For over three decades, planning has been a key area of research in artificial intelligence. Automated planning and scheduling, or simply AI planning, aims to produce strategies and construct sequences of actions to achieve predefined goals. Planning techniques have been applied in a variety of areas including robotics and spacecraft missions.
In a static environment, plans can be created prior to execution, however, in dynamic environments, strategies need to be adapted in response to the environment, and plans must be obtained through an iterative process such as reinforcement learning in order to enhance the planning process and make it more efficient. In this article, we will describe automated planning as well as artificial intelligence approaches that combine automated planning and reinforcement learning.
This article describes the concept of automated Planning, which is one of the major fields of Artificial Intelligence. AI planning involves the representation of world models and the realization of strategies executed by intelligent agents (planners) that automatically produce plans to realize a set of predefined goals. AI planning can assist humans in practical applications such as design and manufacturing, space exploration, games, and military operations.
We then describe the reinforcement learning model, which is a subcategory of machine learning that consists of learning policies for selecting a suitable action to execute in a given state.
Both automated planning and reinforcement learning involve mechanisms that guide an agent in an environment.
Finally, we discuss how AI planning can be improved with machine learning by presenting some approaches that involve the integration of planning and learning.
Planning is a process that involves finding a sequence of steps (plan) for transforming a given state into a state which fulfills a set of specific tasks.
Automated planning appeared in the late ’50s to solve practical problems involving robotics and automatic deduction . AI planning deals with the development of representation languages and algorithms to construct plans and solve planning problems.
AI planning is extremely complex and requires sophisticated reasoning capabilities, in addition, research in this field focus mainly on improving the efficiency of planning systems either by introducing new languages or by developing new algorithms that will produce better results in less time.

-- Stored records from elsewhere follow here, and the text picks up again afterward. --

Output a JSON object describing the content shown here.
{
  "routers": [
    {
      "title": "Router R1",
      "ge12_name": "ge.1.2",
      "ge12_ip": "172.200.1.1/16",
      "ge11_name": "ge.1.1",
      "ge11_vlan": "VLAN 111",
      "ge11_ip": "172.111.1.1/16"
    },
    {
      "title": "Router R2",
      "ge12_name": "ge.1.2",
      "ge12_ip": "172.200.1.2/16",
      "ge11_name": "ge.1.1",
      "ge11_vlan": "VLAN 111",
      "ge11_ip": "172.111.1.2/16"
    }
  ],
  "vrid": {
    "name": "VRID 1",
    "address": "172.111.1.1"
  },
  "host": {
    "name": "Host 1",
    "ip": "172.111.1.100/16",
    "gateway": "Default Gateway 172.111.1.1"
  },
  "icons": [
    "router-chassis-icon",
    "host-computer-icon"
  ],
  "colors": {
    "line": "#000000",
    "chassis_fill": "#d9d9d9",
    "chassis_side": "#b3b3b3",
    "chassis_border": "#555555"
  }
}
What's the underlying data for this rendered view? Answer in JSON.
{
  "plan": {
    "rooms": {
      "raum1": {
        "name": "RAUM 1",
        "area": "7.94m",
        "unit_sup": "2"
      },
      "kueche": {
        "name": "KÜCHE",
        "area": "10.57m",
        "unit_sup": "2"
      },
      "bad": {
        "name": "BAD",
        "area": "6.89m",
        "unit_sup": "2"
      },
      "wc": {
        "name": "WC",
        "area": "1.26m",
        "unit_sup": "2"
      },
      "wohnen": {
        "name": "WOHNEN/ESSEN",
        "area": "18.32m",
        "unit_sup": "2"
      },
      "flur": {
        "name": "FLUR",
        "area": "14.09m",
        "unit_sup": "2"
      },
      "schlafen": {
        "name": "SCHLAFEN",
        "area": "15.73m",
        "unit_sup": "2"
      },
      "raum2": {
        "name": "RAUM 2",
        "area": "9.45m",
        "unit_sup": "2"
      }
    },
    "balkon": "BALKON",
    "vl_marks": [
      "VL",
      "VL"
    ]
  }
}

Applications of AI planning include system control applications such as autonomous systems & virtual agents, and process control application such as project planning, workflow management, and design and manufacturing of physical goods.
Planning can be divided into two main categories: classical planning and neoclassical planning.
The classical approach of planning considers environments that are static, deterministic and fully observable, it assumes that the environment only responses to the agent’s actions.
The classical planning includes three categories of planning:
- Planning in state-spaces, where the planning problem can be solved using search. When planning in state-spaces, the planner has a world model represented in a graph, each node represents a world state. The agent can search through this graph using algorithms such as breadth-first, depth-first, and heuristic search algorithms. The search can be forward, where the agent starts from the initial state toward the goal state (progression planning), backward, where the agent starts from the goal state toward the initial state (regression planning), or the search can be bidirectional.
- Planning in plan-spaces: instead of searching through states, this approach searches through a graph of partial plans. Each node in the graph is a partial plan, and each arc is a refinement operation. The algorithms in this approach start with an empty plan and improve it by adding partial plans until a complete plan is obtained.
- Hierarchical planning is an add-on approach to other planning approaches in order to reduce the computational cost of planning. The idea behind it is to divide the problem into various levels of abstraction, in this way, the planner can distinguish between more and less important goals and actions and start by solving the most important ones first. Examples of hierarchical planners include ABSTRIPS and ABTWEAK.
Classical planning consists of searching a space of nodes containing states or partial plans. This can produce large domain representations which are typically encountered in the real-world application. Neoclassical planning techniques, on the other hand, have significantly sped up the planning process. In a neoclassical planning problem, each node represents a set of partial plans, furthermore, not all the actions in these partial plans have to appear in the final plan.
Some of the techniques used in neoclassical planning include planning graphs, Automatic Heuristic Extraction, SAT encodings and Model Checking.
In this section, we will explore some of the AI planning languages. A planning language is a tool used to describe the environment and the desired goals, as well as the chain of actions to achieve these goals.
STRIPS (Stanford Research Institute Planning System) is a classical planning language that was part of the first major planning system. A planning problem in STRIPS is composed of an initial state, a set of goals and a set of available actions. States are represented as sets of atomic facts that contain both static and dynamic information. Actions, on the other hand, include preconditions and postconditions. The preconditions describe the state required to perform the action, while postconditions describe the state after the action is executed. An action cannot be executed unless the state of the world meets its preconditions.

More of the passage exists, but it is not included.